I wrote about Terkel and the hall last year, after it had once again ignored him, and the steering committee seems to have gotten the message. Though it can only nominate living broadcast veterans to the hall (members of the hall of fame and its parent Museum of Broadcast Communications, and the public, do the voting), the steering committee can put them in the hall on its own authority if they’re dead, and Terkel died last October at the age of 96.
Bruce DuMont is founder and chairman of the museum and hall of fame. Patner writes, “Last summer DuMont said that Studs and his many fans should just accept that Studs was the Ron Santo of Radio Hall of Fame exclusion. Maybe someone should call up the great former Cub in the Wrigley Field broadcast booth and let him know that if he would just die Cooperstown would surely suspend its rules and hurry him right in.”
Here’s what DuMont said about Santo, and where and why he said it. Last July, the Reader‘s “The Business” columnist Deanna Isaacs wrote a column on the outrage among gay activists at the election of Focus on the Family‘s James Dobson to the hall of fame. Dobson was in and once again Terkel wasn’t, Isaacs noted, and neither were Steve Dahl and Howard Stern.
DuMont responded online. He said in part, “FACT: Steve Dahl and Howard Stern have each been nominated for the National Radio Hall of Fame three previous times—and both have failed to win enough votes for induction each time. In Baseball Hall of Fame balloting, Ron Santo has suffered a similar disappointment.”
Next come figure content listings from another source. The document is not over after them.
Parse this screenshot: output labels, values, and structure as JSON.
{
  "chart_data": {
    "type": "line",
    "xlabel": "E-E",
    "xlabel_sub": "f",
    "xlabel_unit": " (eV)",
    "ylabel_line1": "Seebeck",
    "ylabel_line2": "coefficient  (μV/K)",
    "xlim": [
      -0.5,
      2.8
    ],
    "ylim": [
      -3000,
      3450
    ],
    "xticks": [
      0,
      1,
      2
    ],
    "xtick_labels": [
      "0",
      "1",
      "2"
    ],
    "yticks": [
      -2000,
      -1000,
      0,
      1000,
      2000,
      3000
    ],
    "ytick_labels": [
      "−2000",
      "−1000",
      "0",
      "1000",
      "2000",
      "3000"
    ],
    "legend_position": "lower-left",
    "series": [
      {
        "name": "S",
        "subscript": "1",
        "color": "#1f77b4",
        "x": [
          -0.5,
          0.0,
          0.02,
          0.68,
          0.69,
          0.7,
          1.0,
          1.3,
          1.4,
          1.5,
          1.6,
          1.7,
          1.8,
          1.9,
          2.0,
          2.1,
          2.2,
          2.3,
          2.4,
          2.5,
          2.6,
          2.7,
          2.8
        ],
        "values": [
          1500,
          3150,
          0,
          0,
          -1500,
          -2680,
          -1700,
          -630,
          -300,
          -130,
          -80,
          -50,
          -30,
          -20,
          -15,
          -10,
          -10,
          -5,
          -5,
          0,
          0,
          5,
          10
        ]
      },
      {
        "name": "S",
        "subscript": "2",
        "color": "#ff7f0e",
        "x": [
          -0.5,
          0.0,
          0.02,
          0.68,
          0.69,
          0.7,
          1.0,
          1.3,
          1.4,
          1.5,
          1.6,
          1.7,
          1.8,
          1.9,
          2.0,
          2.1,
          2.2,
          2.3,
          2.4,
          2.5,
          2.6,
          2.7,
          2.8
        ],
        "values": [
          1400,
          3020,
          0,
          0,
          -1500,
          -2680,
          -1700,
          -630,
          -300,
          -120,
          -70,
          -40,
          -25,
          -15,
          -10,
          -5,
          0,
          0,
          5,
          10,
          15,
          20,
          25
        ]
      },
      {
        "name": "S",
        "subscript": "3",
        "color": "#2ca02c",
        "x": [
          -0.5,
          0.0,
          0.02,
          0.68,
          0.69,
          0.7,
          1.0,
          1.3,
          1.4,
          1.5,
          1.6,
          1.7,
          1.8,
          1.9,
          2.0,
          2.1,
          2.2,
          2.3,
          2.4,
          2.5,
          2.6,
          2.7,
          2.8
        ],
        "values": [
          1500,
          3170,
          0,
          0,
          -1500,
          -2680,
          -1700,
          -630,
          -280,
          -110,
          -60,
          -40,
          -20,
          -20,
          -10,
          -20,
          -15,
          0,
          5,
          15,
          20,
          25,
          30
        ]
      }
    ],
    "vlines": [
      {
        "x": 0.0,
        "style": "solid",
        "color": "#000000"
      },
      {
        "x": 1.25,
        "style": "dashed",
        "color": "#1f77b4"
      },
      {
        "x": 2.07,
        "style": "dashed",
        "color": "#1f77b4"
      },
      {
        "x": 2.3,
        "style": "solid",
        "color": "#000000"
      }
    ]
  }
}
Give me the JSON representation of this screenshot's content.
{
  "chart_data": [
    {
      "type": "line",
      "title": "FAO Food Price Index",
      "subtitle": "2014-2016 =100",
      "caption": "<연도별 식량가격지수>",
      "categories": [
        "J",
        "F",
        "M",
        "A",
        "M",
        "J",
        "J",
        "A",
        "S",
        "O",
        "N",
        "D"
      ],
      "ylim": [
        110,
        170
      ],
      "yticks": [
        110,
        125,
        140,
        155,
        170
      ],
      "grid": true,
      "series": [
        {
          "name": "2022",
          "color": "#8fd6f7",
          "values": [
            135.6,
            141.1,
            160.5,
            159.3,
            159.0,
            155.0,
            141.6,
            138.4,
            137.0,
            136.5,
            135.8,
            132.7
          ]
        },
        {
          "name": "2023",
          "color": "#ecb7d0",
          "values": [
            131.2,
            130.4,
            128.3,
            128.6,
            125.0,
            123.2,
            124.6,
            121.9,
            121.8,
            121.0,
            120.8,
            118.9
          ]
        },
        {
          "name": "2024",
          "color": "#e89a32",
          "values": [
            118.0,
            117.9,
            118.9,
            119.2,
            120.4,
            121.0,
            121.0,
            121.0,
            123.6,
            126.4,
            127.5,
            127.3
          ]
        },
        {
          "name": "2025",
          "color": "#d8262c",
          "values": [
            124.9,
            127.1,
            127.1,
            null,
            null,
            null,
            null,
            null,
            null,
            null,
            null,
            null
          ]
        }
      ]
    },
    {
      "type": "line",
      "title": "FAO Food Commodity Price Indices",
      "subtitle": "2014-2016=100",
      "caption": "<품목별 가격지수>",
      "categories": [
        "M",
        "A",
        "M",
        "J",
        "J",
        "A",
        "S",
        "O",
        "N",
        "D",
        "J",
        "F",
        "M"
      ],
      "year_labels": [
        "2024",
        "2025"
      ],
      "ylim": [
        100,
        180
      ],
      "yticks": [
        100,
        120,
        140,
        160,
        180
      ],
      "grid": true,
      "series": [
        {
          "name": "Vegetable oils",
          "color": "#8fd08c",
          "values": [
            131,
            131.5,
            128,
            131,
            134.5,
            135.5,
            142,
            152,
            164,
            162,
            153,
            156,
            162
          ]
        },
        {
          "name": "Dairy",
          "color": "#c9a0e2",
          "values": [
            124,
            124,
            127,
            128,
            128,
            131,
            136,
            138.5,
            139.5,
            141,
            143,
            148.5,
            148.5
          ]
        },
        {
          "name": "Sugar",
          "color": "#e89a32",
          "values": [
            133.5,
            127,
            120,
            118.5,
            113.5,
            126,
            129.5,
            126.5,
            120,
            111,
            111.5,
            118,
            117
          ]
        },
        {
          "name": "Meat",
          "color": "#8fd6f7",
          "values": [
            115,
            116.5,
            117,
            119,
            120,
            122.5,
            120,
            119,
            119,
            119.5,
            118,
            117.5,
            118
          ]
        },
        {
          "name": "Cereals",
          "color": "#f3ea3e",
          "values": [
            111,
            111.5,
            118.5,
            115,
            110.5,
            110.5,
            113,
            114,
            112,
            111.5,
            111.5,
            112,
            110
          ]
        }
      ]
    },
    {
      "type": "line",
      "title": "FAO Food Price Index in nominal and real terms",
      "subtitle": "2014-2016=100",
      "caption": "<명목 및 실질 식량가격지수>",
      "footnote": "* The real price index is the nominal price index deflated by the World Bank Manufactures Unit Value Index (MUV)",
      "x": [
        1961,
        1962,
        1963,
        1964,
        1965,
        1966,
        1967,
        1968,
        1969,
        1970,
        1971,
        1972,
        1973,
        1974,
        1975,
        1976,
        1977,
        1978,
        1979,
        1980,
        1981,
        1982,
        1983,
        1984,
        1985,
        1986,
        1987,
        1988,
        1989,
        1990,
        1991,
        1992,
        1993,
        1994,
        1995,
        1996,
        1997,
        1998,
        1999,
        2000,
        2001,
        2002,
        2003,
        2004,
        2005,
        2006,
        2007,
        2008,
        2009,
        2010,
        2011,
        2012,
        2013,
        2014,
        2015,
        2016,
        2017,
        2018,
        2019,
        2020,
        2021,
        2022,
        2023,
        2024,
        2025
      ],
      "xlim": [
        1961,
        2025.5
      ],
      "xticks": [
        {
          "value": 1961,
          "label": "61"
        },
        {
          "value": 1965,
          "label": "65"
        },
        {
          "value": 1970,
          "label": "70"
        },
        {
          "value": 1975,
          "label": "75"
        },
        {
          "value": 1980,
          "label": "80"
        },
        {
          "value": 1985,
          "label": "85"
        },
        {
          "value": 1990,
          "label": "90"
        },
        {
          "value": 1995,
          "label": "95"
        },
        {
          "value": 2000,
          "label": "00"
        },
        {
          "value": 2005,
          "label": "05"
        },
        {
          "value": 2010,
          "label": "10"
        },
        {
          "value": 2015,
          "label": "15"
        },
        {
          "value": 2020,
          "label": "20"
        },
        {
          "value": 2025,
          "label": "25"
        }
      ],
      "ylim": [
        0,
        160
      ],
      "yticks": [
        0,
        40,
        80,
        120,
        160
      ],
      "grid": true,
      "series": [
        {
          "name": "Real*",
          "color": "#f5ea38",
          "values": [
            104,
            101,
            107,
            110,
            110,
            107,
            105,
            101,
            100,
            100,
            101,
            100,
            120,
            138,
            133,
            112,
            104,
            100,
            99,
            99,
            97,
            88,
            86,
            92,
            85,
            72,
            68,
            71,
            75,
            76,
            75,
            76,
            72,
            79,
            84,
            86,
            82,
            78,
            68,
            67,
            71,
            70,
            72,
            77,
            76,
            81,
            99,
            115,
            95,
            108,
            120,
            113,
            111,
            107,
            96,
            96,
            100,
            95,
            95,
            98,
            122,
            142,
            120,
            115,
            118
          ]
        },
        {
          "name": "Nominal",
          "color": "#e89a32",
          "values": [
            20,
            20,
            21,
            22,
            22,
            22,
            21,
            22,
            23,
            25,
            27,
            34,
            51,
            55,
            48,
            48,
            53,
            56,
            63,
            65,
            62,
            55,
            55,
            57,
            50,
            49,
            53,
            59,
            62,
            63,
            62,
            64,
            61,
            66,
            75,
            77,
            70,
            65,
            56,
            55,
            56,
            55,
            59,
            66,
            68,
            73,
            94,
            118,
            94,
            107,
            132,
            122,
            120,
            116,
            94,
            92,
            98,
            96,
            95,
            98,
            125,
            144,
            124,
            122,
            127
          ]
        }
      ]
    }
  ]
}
So to be precise, DuMont was comparing Santo to Dahl and Stern, not to Terkel. Like Santo, Dahl and Stern had at least made it onto a hall of fame ballot. Terkel never got that far.
Anyway, now that we’re talking about Ron Santo, here’s a suggestion for DuMont and for Santo’s army of fans. Instead of holding up Santo as a symbol of eternal disappointment, put him in the hall of fame you have some say over. Another of this year’s posthumous inductees to the National Radio Hall of Fame is Harry Kalas, the voice of the Philadelphia Phillies from 1971 until his death this April. Since he joined WGN in 1990, Santo has been the voice — not to mention soul — of the Cubs. Studs Terkel didn’t need DuMont’s hall. Santo would grace it, enhance it, and I’m sure feel very pleased to be part of it.